Homosexuality in ancient Rome was a far more casual thing than it became in later centuries. Bisexuality was the norm rather than the exception among many Roman men; it is noted of Suetonius’s Twelve Caesars, written at first hand during Hadrian’s reign, that only two of the twelve Emperors discussed were universally heterosexual. Hadrian’s passion for a young man would not have raised a single eyebrow in his own day. What raised a lot of eyebrows was the depth of feeling he held for what should have been a passing fling.
We don’t know much about Antinous, except that he was Greek, low-born, and stunningly handsome. He was a generation younger than Hadrian, but that was hardly unusual, and Hadrian was still a vigorious, good-looking, and athletic man. Antinous must have had some brains besides the beauty, since Hadrian was himself a scholar and a bit of a snob who scorned stupid people. Antinous did share Hadrian’s passion for hunting; the Emperor once risked his life to bring down a lion about to pounce on his lover. The real reason why Antinous drowned in the Nile remains a mystery, but the Emperor’s grief after the fact is unmistakeable: Hadrian, a biographer and scholar who wrote voluminously his whole life, penned just one line in shaky handwriting after his beloved’s death: “He was drowned in the Nile.”
Hadrian went on to make sure no one would ever forget the youth who must have been laughingly dismissed during his life as an Emperor’s boy-toy. Antinous was immortalized in so many statues that he is one of the best-known faces of the Roman era–nearly twenty busts and statues survive from Hadrian’s private villa alone. A city was named in his honor and he was made into a god, his worshippers briefly giving Christianity a run for its money.
Did Antinous love the Emperor as deeply as Hadrian loved him?
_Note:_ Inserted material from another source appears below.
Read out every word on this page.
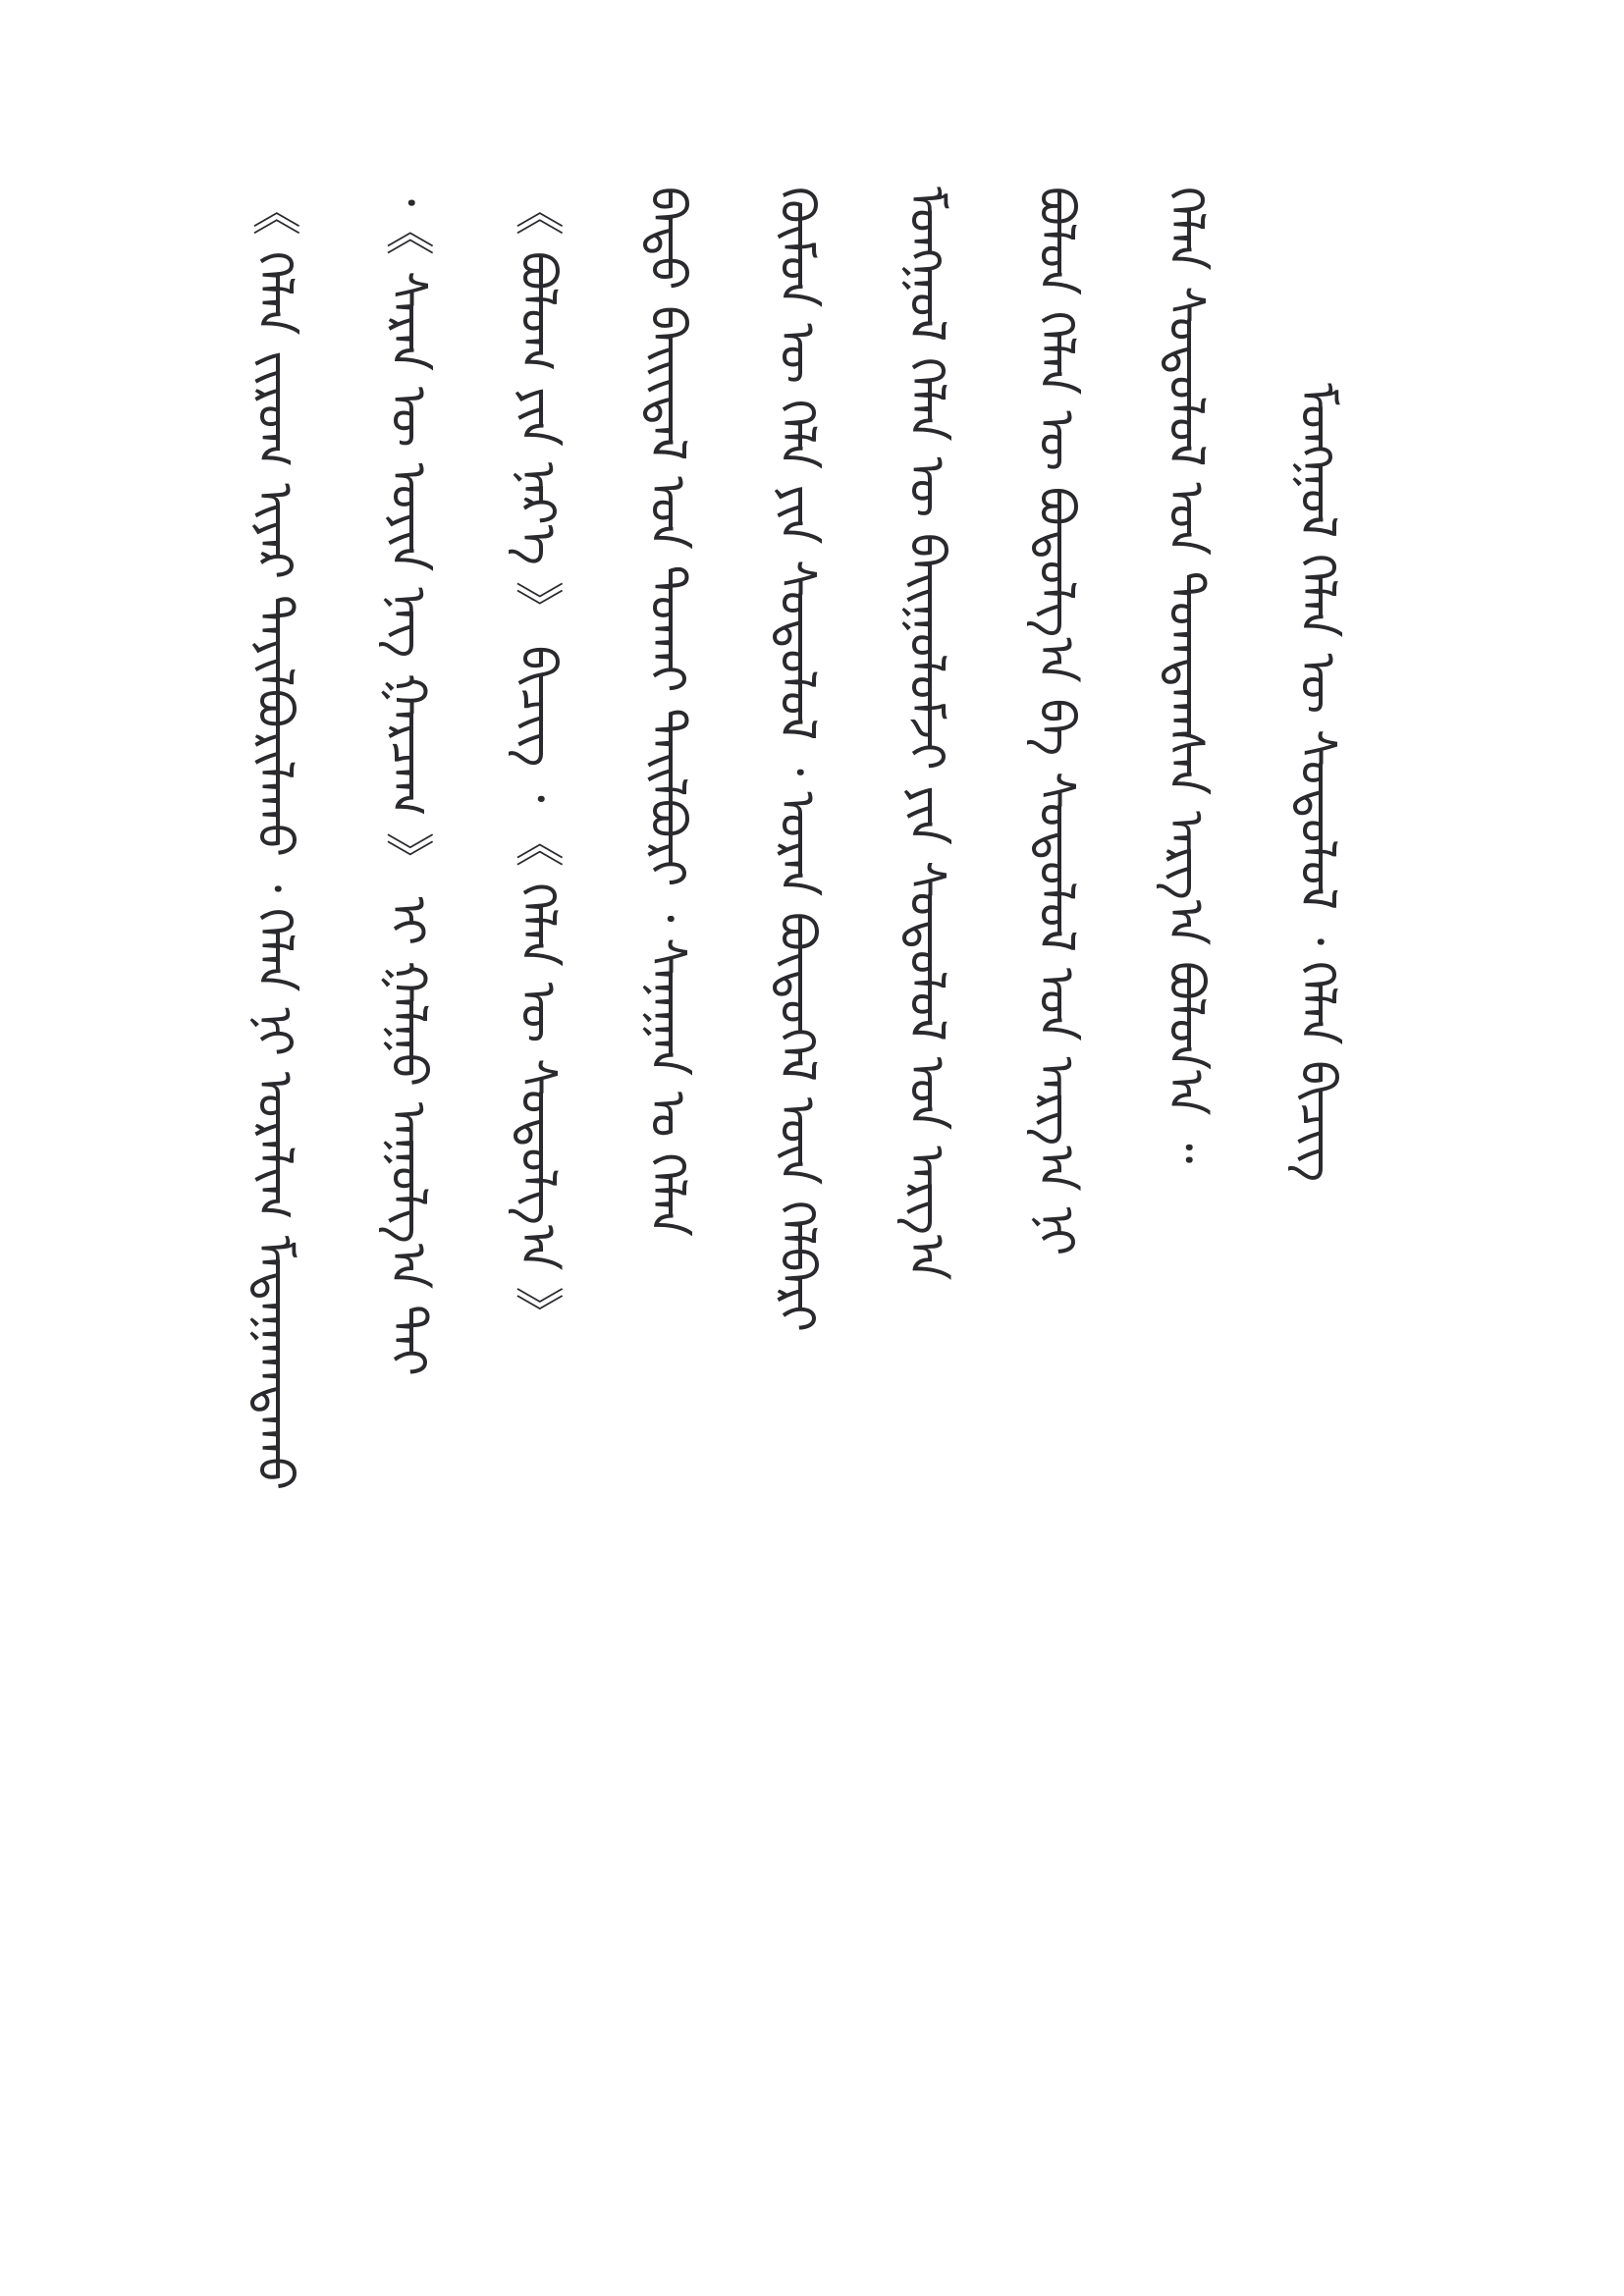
《 ᠬᠡᠯᠡᠨ ᠵᠢᠷᠤᠭ ᠢᠶᠡᠷ ᠲᠠᠶᠢᠯᠪᠤᠷᠢᠯᠠᠬᠤ ᠂ ᠬᠡᠯᠡᠨ ᠨᠢ ᠤᠷᠠᠯᠢᠭ ᠮᠠᠲᠠᠭᠠᠭᠳᠠᠬᠤ ᠂《 ᠰᠠᠷᠠᠨ ᠦ ᠤᠶᠢᠨ ᠨᠡᠭ ᠭᠠᠷᠴᠠᠭ 》 ᠢ ᠭᠠᠯᠭᠤ ᠠᠭᠤᠯᠭ᠎ᠠ ᠲᠠᠢ 《 ᠪᠤᠯᠤᠭ ᠶᠢᠨ ᠨᠡᠷ᠎ᠡ 》 ᠪᠢᠴᠢᠭ ᠂ 《 ᠬᠡᠯᠡᠨ ᠦ ᠰᠤᠳᠤᠯᠭ᠎ᠠ 》 ᠪᠠᠲᠤ ᠪᠠᠢᠢᠳᠠᠯ ᠤᠨ ᠲᠤᠬᠠᠢ ᠲᠠᠢᠯᠪᠤᠷᠢ ᠂ ᠰᠠᠨᠠᠭᠠᠨ ᠤ ᠬᠡᠯᠡᠨ ᠬᠦᠮᠦᠨ ᠦ ᠬᠡᠯᠡ ᠶᠢᠨ ᠰᠤᠳᠤᠯᠤᠯ ᠂ ᠤᠷᠠᠨ ᠪᠦᠲᠦᠭᠡᠯ ᠦᠨ ᠬᠡᠯᠪᠡᠷᠢ ᠮᠣᠩᠭᠣᠯ ᠬᠡᠯᠡᠨ ᠦ ᠪᠠᠢᠭᠤᠯᠤᠮᠵᠢ ᠶᠢᠨ ᠰᠤᠳᠤᠯᠤᠯ ᠤᠨ ᠠᠷᠭ᠎ᠠ ᠪᠣᠯᠤᠨ ᠬᠡᠯᠡᠨ ᠦ ᠪᠣᠳᠤᠯᠭ᠎ᠠ ᠪᠠ ᠰᠤᠳᠤᠯᠤᠯ ᠤᠨ ᠠᠷᠭ᠎ᠠ ᠨᠢ ᠬᠡᠯᠡᠨ ᠰᠤᠳᠤᠯᠤᠯ ᠤᠨ ᠲᠣᠭᠲᠠᠭᠰᠠᠨ ᠠᠷᠭ᠎ᠠ ᠪᠣᠯᠤᠨ᠎ᠠ ᠃ ᠮᠣᠩᠭᠣᠯ ᠬᠡᠯᠡᠨ ᠦ ᠰᠤᠳᠤᠯᠤᠯ ᠂ ᠬᠡᠯᠡᠨ ᠪᠢᠴᠢᠭ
We don’t know. Maybe he was just a handsome young man putting up with a powerful older lover because he had no choice. But if he’d been a girl instead of a boy, no one would ask the question. The fairy-tale details–Emperor falling in love with young beauty, tragic early death, lifelong devotion–would have swept the story along until it had all the rosy gleam of a romantic legend. The names of the two lovers would be linked in mass pop culture just like the names of Romeo and Juliet, Bella and Edward, Brad and Angelina. There would have been countless bad romantic odes written to their memories; numberless Victorian paintings filled with tasteful nudity and marble columns and pre-Raphaelite symbolism. Verdi would have written an opera called Hadriano with starring roles for an innocent girlish soprano and a powerful manly baritone. A terrible movie would have been made in the fifties starring Victor Mature and Jean Simmons, and another movie would be in the works for 2013 with bigger budget and better CGI, starring Gerard Butler and Scarlett Johansson. But simply because this real-life love affair with all the romantic trimmings happened to star two men, nobody knows about it unless they are ancient history buffs.
Still, the obscurity of Hadrian and Antinous might be ending. As societal attitudes towards homosexuality change, scholarly work on Hadrian no longer shies away from examining his sex life. Anthony Everitt’s splendid Hadrian and the Triumph of Rome devotes whole chapters to the Emperor’s beloved. And anyone who studies the sculpture of the ancient world knows Antinous’s face very well indeed, as busts and portraits and fragments of statues continue to be unearthed.
I think Hadrian would have liked that.